Because we get all heated here, I want to make sure that we're on record as saying that we don't want any Canadian to take a product that could be detrimental to their health. Nobody is saying that. What we're saying is that there are tools and mechanisms in place.
We have to understand that the information that is being presented, whether it's by these witnesses or others or even a minister, is backed up with facts and information that can prove that information is fact. That's all we're asking. This is a simple motion that I think can help clear up some issues that we are going to have in the future.
:
Thanks very much, Chair.
I think it's very important to know.... To me, it would appear that the NDP-Liberal government wants to kill a fly with a sledgehammer. The question then remains, what does the data actually tell us? We've heard this number of 700 thrown around.
Oddly enough, when we asked this of the Health Canada officials last time, they said that we can find it ourselves on their website, which, quite frankly, is impossible. It's not possible. We tried to do that.
That is also why industry asked a very well-respected company, Deloitte, to do a deep dive into the potential adverse events associated with natural health products. I can tell you for certain that they would be happy to table that at committee. Second, they were nowhere near this insane number of 700.
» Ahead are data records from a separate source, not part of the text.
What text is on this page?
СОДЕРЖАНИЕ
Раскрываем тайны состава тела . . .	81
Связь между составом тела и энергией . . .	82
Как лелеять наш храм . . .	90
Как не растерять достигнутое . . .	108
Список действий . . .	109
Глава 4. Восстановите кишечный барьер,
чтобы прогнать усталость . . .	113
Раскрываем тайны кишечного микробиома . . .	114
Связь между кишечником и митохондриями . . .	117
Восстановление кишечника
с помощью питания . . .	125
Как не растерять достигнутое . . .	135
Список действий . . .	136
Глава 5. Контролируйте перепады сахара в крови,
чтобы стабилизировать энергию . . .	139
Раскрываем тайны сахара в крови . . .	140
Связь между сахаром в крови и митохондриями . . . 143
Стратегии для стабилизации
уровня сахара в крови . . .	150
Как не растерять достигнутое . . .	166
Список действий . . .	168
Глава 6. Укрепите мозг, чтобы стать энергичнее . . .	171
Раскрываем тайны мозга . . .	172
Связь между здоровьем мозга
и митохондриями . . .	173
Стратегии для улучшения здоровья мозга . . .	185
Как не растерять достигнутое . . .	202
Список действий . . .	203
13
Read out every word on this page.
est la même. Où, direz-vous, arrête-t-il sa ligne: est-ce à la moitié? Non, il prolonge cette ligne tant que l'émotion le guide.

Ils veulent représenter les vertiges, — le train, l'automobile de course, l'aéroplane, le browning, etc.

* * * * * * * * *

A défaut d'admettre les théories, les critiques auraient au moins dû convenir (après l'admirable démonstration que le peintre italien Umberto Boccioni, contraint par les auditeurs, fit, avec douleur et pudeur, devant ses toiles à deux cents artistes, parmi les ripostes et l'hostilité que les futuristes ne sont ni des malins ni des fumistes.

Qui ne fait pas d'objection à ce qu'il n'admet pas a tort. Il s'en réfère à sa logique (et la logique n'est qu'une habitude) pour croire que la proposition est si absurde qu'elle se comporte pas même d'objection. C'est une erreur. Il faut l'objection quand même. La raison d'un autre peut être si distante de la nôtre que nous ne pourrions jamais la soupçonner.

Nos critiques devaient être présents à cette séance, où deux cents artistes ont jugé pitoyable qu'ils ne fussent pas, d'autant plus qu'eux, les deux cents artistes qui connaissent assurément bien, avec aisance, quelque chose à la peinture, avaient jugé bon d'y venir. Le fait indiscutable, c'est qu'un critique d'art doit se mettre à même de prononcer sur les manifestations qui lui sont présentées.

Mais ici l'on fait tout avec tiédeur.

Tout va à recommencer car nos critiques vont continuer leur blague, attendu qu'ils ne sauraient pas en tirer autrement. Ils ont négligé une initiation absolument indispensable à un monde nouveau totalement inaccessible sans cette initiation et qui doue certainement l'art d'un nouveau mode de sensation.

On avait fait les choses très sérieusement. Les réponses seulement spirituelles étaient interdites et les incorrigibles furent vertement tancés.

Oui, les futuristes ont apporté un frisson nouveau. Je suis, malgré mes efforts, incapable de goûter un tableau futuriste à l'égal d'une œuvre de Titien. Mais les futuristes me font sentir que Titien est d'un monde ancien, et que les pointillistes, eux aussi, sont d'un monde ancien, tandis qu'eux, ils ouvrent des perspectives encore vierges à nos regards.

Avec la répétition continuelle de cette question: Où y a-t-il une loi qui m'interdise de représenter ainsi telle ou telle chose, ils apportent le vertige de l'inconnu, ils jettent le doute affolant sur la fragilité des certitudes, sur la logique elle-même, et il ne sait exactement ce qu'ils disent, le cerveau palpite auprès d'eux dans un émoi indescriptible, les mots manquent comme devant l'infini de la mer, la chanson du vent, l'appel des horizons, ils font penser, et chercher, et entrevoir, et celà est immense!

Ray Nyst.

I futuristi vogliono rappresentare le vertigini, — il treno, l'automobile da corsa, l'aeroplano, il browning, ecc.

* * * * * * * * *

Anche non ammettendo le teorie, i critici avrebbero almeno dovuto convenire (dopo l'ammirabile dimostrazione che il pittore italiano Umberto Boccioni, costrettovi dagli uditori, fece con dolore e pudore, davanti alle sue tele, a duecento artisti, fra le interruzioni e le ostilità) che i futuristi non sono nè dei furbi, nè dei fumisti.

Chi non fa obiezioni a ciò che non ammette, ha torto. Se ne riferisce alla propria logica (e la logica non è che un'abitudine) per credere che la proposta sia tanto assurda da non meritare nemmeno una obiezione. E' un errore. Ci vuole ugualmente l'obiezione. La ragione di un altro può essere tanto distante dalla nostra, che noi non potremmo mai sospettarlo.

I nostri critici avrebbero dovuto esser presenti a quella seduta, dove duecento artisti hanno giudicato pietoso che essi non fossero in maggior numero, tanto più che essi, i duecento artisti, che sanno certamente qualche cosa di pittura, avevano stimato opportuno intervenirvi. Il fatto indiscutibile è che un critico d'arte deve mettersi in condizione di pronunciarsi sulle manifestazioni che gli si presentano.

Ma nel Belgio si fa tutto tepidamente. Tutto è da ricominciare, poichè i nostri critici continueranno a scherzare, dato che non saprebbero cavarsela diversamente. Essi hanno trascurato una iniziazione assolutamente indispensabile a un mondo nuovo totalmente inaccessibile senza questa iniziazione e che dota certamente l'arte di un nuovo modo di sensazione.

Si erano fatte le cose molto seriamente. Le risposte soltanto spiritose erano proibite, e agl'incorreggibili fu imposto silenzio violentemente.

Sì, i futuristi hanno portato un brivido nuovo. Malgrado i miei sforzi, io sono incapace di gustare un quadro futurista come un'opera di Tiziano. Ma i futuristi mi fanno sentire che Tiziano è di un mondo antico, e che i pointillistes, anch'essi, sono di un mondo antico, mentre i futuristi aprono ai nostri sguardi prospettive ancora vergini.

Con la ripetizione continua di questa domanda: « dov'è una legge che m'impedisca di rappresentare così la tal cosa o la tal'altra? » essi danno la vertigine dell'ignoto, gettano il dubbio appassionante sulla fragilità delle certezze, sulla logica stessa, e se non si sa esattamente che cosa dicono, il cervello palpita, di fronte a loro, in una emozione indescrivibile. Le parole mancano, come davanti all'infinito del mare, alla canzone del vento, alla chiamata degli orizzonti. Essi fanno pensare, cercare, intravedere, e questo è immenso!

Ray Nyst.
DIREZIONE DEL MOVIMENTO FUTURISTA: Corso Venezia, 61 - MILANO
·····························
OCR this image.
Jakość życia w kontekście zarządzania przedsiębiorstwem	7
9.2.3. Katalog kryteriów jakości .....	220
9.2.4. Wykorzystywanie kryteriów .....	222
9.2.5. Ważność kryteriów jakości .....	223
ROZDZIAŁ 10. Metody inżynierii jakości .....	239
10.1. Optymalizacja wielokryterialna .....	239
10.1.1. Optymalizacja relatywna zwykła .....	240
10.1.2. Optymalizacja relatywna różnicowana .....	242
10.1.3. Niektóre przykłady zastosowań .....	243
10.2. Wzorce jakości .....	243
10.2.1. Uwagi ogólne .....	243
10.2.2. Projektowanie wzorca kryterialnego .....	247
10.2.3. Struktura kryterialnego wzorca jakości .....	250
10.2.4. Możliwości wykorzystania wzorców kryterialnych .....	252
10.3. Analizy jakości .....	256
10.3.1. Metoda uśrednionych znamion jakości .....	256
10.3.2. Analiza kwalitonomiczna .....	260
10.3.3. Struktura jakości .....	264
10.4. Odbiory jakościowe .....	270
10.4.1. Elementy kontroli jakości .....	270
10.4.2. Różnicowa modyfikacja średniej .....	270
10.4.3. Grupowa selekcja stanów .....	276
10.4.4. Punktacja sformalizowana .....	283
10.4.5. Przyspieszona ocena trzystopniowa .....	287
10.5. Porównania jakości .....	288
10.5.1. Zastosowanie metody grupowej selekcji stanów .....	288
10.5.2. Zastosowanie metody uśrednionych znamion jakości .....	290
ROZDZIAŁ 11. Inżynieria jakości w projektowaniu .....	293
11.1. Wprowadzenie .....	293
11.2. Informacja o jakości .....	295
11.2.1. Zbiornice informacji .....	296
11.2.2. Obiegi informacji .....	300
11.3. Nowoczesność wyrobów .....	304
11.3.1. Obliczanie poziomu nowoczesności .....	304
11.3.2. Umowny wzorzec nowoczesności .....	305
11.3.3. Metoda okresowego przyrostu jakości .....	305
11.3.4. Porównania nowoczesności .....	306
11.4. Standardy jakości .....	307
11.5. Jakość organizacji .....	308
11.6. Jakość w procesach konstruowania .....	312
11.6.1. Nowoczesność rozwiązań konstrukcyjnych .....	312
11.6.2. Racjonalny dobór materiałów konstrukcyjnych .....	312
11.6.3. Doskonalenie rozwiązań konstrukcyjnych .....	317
I'm a bit disheartened by my colleague, Dr. Powlowski, saying that he's not interested in supporting the motion. He's been a very data-driven guy.
What's there to hide from? If we ask for data and 698 of the 700 supposed cases are all about somebody misreading a label, that's very different from 698 cases of liver toxicity, which Dr. Hanley mentioned. It wasn't 698 cases, but he mentioned cases of liver toxicity, as did witnesses here from SickKids, who said they knew that kids had been harmed. We asked, which kids? How many kids? What was the harm? What was the substance? Once again, there was no answer. My colleagues across the floor were attempting to say that we're being mean to witnesses. Well, you can't come to committee, not be prepared, make egregious claims and not provide the data. That's what we're here to do. We're here to make decisions and understand the actual metrics that, if they exist, should be a part of the knowing.
The context and the actual data will allow this committee to make better decisions. If there are claims out there, show us what they are, provide the data, provide the substance, provide the date and provide the outcome. That is not a difficult ask.
:
Well, I have a couple of things.
With respect to Stephen's difficulty in accessing data from Health Canada, I would suggest to our ministry colleagues that they help Dr. Ellis find his way. I know you go to a lot of web pages. Finding your way through the various pathways can be difficult. I would ask them to help Dr. Ellis out in navigating his way through this. That's number one.
Number two is that I, too, would like the witnesses, within the confines of their privacy concerns, to forward to us what data they are able to, given those concerns. I think that would be very useful to the committee.
Having said all that, I'm going to roll the dice and ask that we adjourn debate.